The conversation highlighted a clear move away from single‑service, fad‑driven concepts toward integrated, multi‑channel platforms that track consumers across their full health and aesthetic journey. These models blend weight management, aesthetics, preventive care, and ongoing wellness programs into a unified experience rather than a set of standalone offerings. When done well, this evolution unlocks greater lifetime value and deeper relationships, as patients return for multiple needs over time rather than isolated episodes of care. But it also raises the bar on execution, demanding robust clinical governance, a consistently high‑quality experience across locations and digital touchpoints, and the ability to attract, train, and retain specialized talent capable of delivering both medical rigor and premium service. Importantly, behind the glossy growth stories, the risk checks told the real tale. Regulatory compliance, product sourcing, scientific and clinical validation, and data integrity emerged as critical pressure points. Weakness in any one area can rapidly compress valuation. Digital marketing and influencer‑led growth remain powerful acquisition engines, but the panel emphasized that “TikTok‑native” brands without evidence or defensible compliance are increasingly failing investor scrutiny.

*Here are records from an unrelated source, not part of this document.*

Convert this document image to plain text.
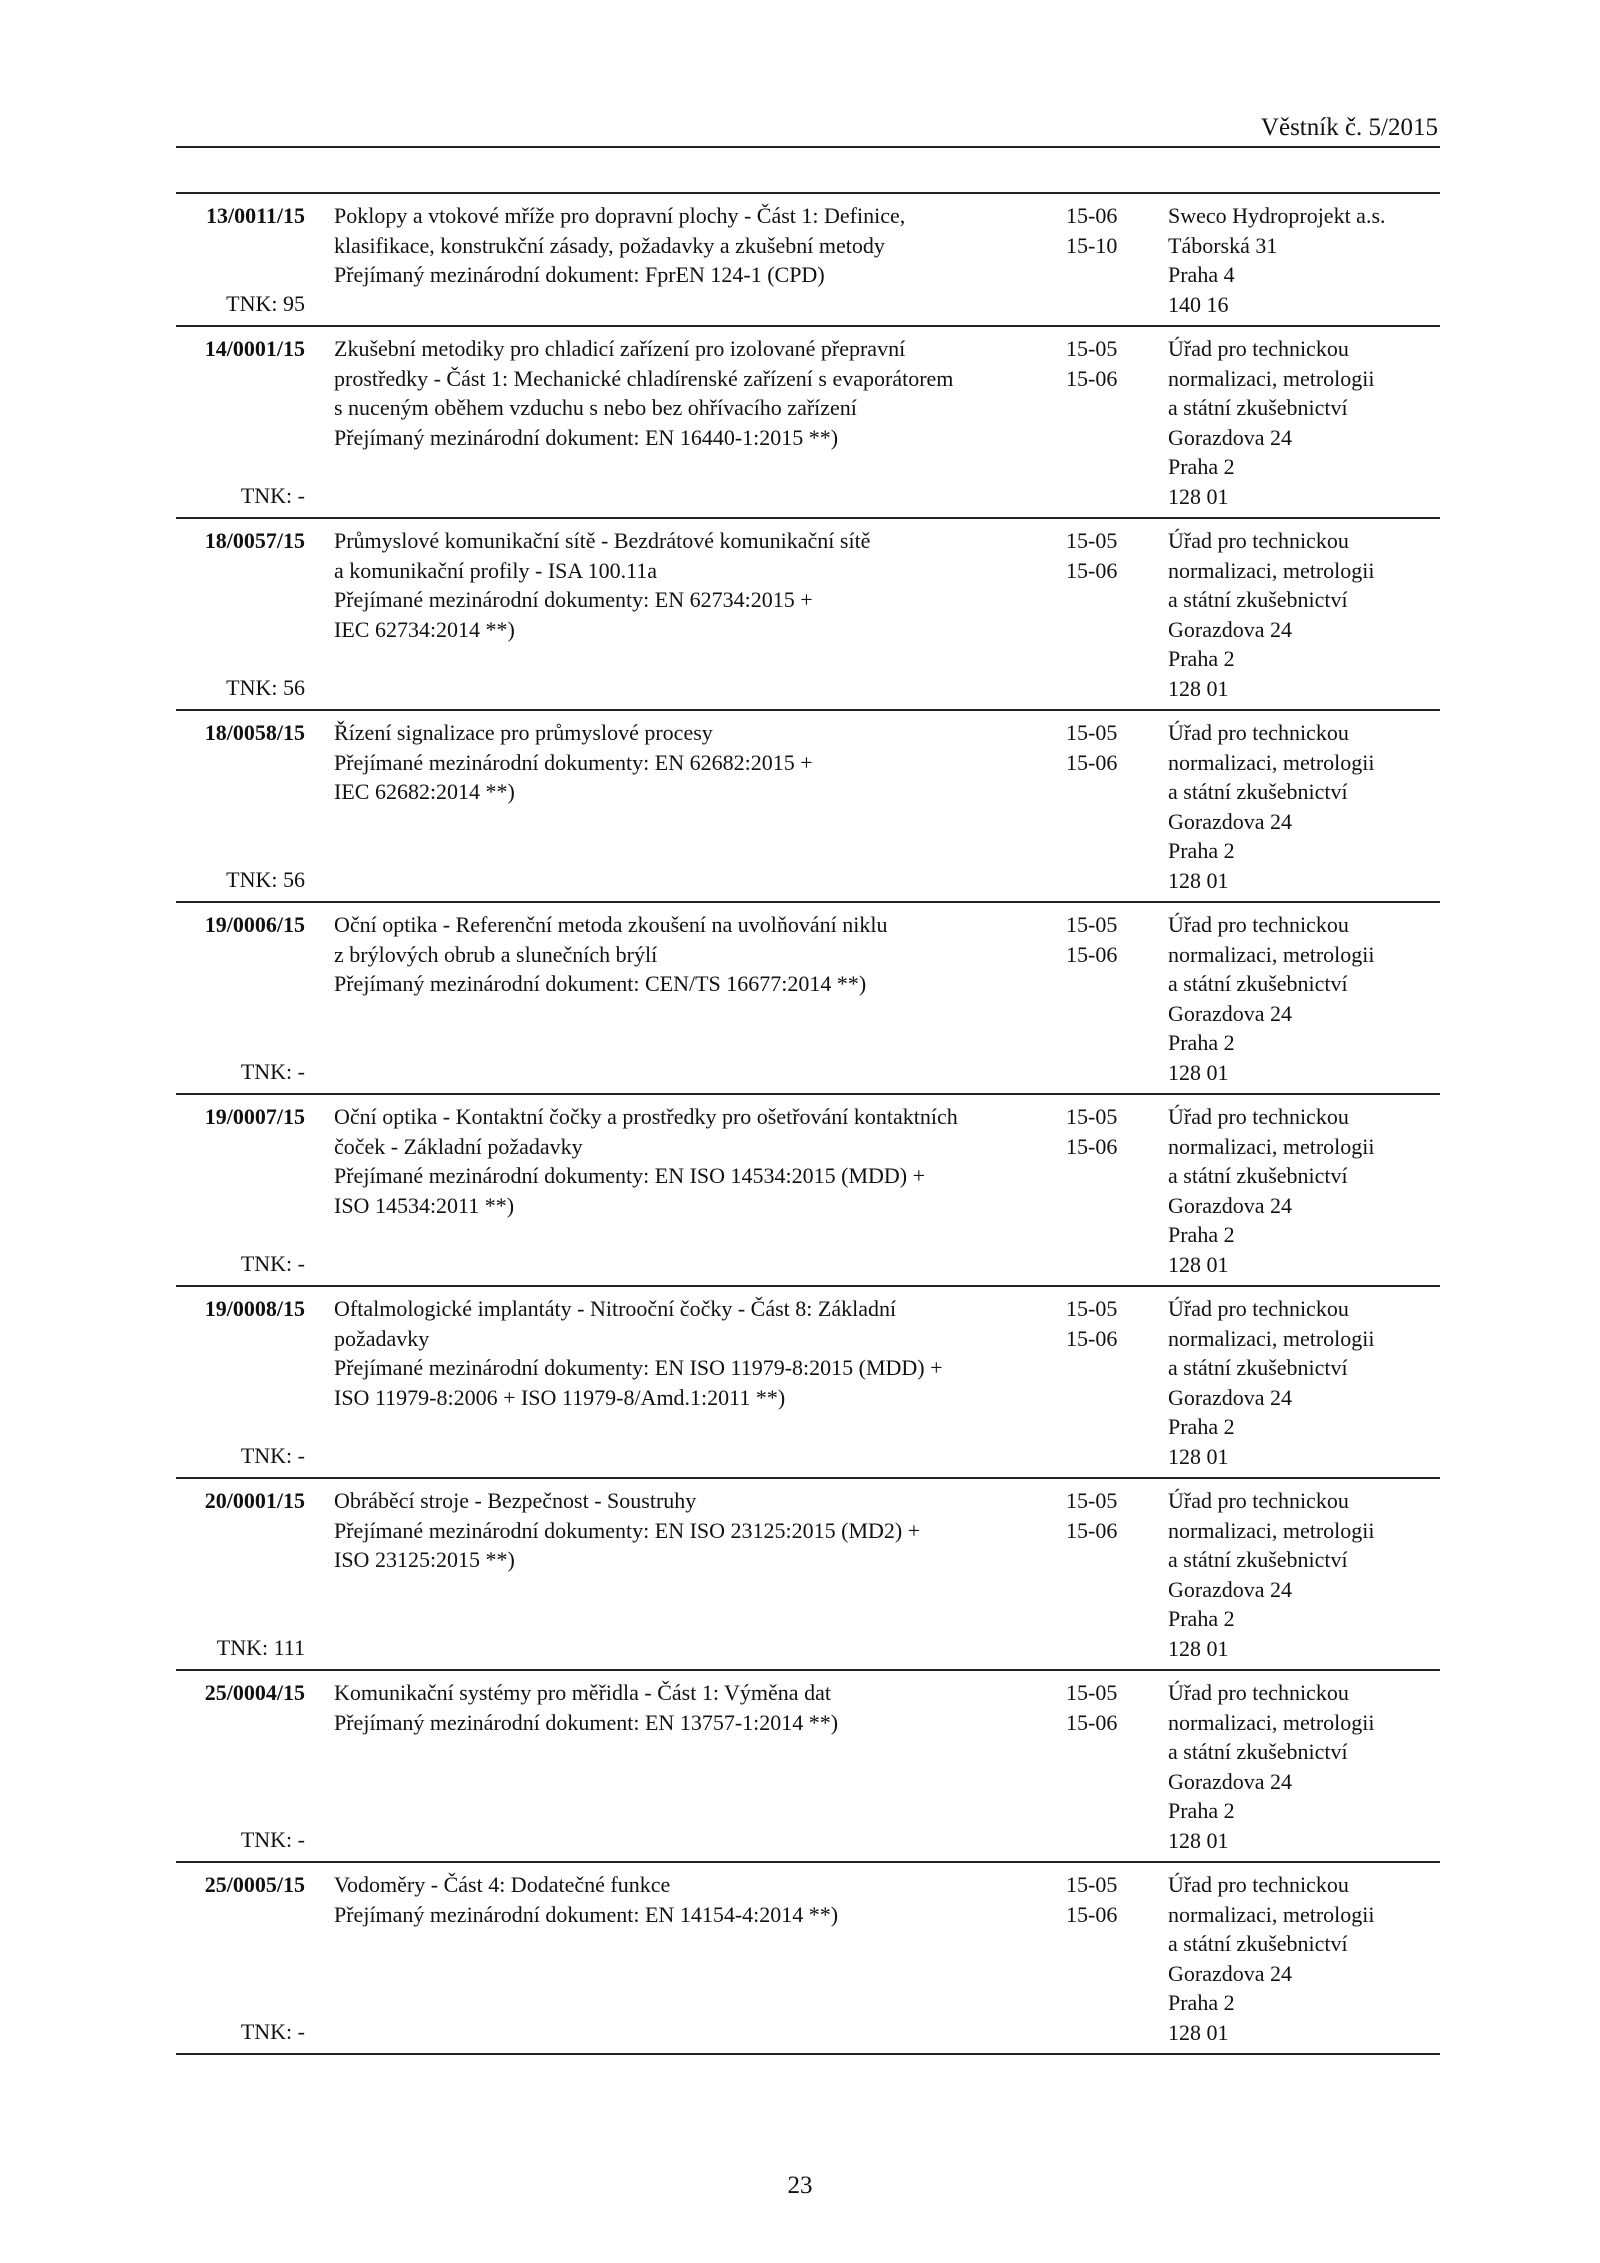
Věstník č. 5/2015
13/0011/15
TNK: 95
Poklopy a vtokové mříže pro dopravní plochy - Část 1: Definice,
klasifikace, konstrukční zásady, požadavky a zkušební metody
Přejímaný mezinárodní dokument: FprEN 124-1 (CPD)
15-06
15-10
Sweco Hydroprojekt a.s.
Táborská 31
Praha 4
140 16
14/0001/15
TNK: -
Zkušební metodiky pro chladicí zařízení pro izolované přepravní
prostředky - Část 1: Mechanické chladírenské zařízení s evaporátorem
s nuceným oběhem vzduchu s nebo bez ohřívacího zařízení
Přejímaný mezinárodní dokument: EN 16440-1:2015 **)
15-05
15-06
Úřad pro technickou
normalizaci, metrologii
a státní zkušebnictví
Gorazdova 24
Praha 2
128 01
18/0057/15
TNK: 56
Průmyslové komunikační sítě - Bezdrátové komunikační sítě
a komunikační profily - ISA 100.11a
Přejímané mezinárodní dokumenty: EN 62734:2015 +
IEC 62734:2014 **)
15-05
15-06
Úřad pro technickou
normalizaci, metrologii
a státní zkušebnictví
Gorazdova 24
Praha 2
128 01
18/0058/15
TNK: 56
Řízení signalizace pro průmyslové procesy
Přejímané mezinárodní dokumenty: EN 62682:2015 +
IEC 62682:2014 **)
15-05
15-06
Úřad pro technickou
normalizaci, metrologii
a státní zkušebnictví
Gorazdova 24
Praha 2
128 01
19/0006/15
TNK: -
Oční optika - Referenční metoda zkoušení na uvolňování niklu
z brýlových obrub a slunečních brýlí
Přejímaný mezinárodní dokument: CEN/TS 16677:2014 **)
15-05
15-06
Úřad pro technickou
normalizaci, metrologii
a státní zkušebnictví
Gorazdova 24
Praha 2
128 01
19/0007/15
TNK: -
Oční optika - Kontaktní čočky a prostředky pro ošetřování kontaktních
čoček - Základní požadavky
Přejímané mezinárodní dokumenty: EN ISO 14534:2015 (MDD) +
ISO 14534:2011 **)
15-05
15-06
Úřad pro technickou
normalizaci, metrologii
a státní zkušebnictví
Gorazdova 24
Praha 2
128 01
19/0008/15
TNK: -
Oftalmologické implantáty - Nitrooční čočky - Část 8: Základní
požadavky
Přejímané mezinárodní dokumenty: EN ISO 11979-8:2015 (MDD) +
ISO 11979-8:2006 + ISO 11979-8/Amd.1:2011 **)
15-05
15-06
Úřad pro technickou
normalizaci, metrologii
a státní zkušebnictví
Gorazdova 24
Praha 2
128 01
20/0001/15
TNK: 111
Obráběcí stroje - Bezpečnost - Soustruhy
Přejímané mezinárodní dokumenty: EN ISO 23125:2015 (MD2) +
ISO 23125:2015 **)
15-05
15-06
Úřad pro technickou
normalizaci, metrologii
a státní zkušebnictví
Gorazdova 24
Praha 2
128 01
25/0004/15
TNK: -
Komunikační systémy pro měřidla - Část 1: Výměna dat
Přejímaný mezinárodní dokument: EN 13757-1:2014 **)
15-05
15-06
Úřad pro technickou
normalizaci, metrologii
a státní zkušebnictví
Gorazdova 24
Praha 2
128 01
25/0005/15
TNK: -
Vodoměry - Část 4: Dodatečné funkce
Přejímaný mezinárodní dokument: EN 14154-4:2014 **)
15-05
15-06
Úřad pro technickou
normalizaci, metrologii
a státní zkušebnictví
Gorazdova 24
Praha 2
128 01
23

Ultimately, the group agreed that the long‑term winners in consumer health will be those that can:

  • Prove measurable clinical outcomes rather than rely solely on testimonials or trends.
  • Deliver credible brand promises and avoid over‑claiming in marketing and influencer campaigns.
  • Earn and maintain patient trust, particularly in women’s health and other historically underserved areas.
  • Drive repeat utilization instead of one‑time, promotion‑driven visits.
  • Embed services into ongoing routines and lifestyle habits, creating true stickiness.
  • Generate retention and predictable revenue through subscriptions, memberships, and longitudinal care.
  • Avoid over‑reliance on a single product or trend (such as GLP‑1s) or a single acquisition channel.
  • Flex across evolving consumer trends while maintaining evidence‑based results and strong compliance.
  • Proactively manage regulatory risk, positioning themselves as attractive platforms for sophisticated capital and strategic acquirers.

Models built narrowly around one product, one fad, or one channel were noted as more structurally fragile, whereas platforms that combine real outcomes, resilient economics, and regulatory readiness are emerging as the most compelling partners in the next wave of consumer health investing.

Kayo 2026 - Moderator: Kate Hardey (Bass, Berry & Sims) Panelists: Amy Shecter (United Aesthetics Alliance), Genevieve Eccleston (Canaccord Genuity), Lavanya Srinivasan (Trive Capital), Pooja Reddy (Greenhill & Co.)Moderator: Kate Hardey (Bass, Berry & Sims)

Panelists: Amy Shecter (United Aesthetics Alliance), Genevieve Eccleston (Canaccord Genuity), Lavanya Srinivasan (Trive Capital), Pooja Reddy (Greenhill & Co.)

 

 


Kayo Healthcare PE Summit Wrap-Up

Across all discussions, a consistent conclusion emerged: Healthcare private equity is moving from growth narratives to proof of execution. As the market matures, investors are increasingly rewarding platforms that demonstrate operational discipline, scalable infrastructure, and durable, diversified growth models, with innovation serving as a tool for value creation, not a substitute for it. The team looks forward to connecting with the Kayo community again in Chicago on November 3, 2026, for the 13th Annual Private Equity Series.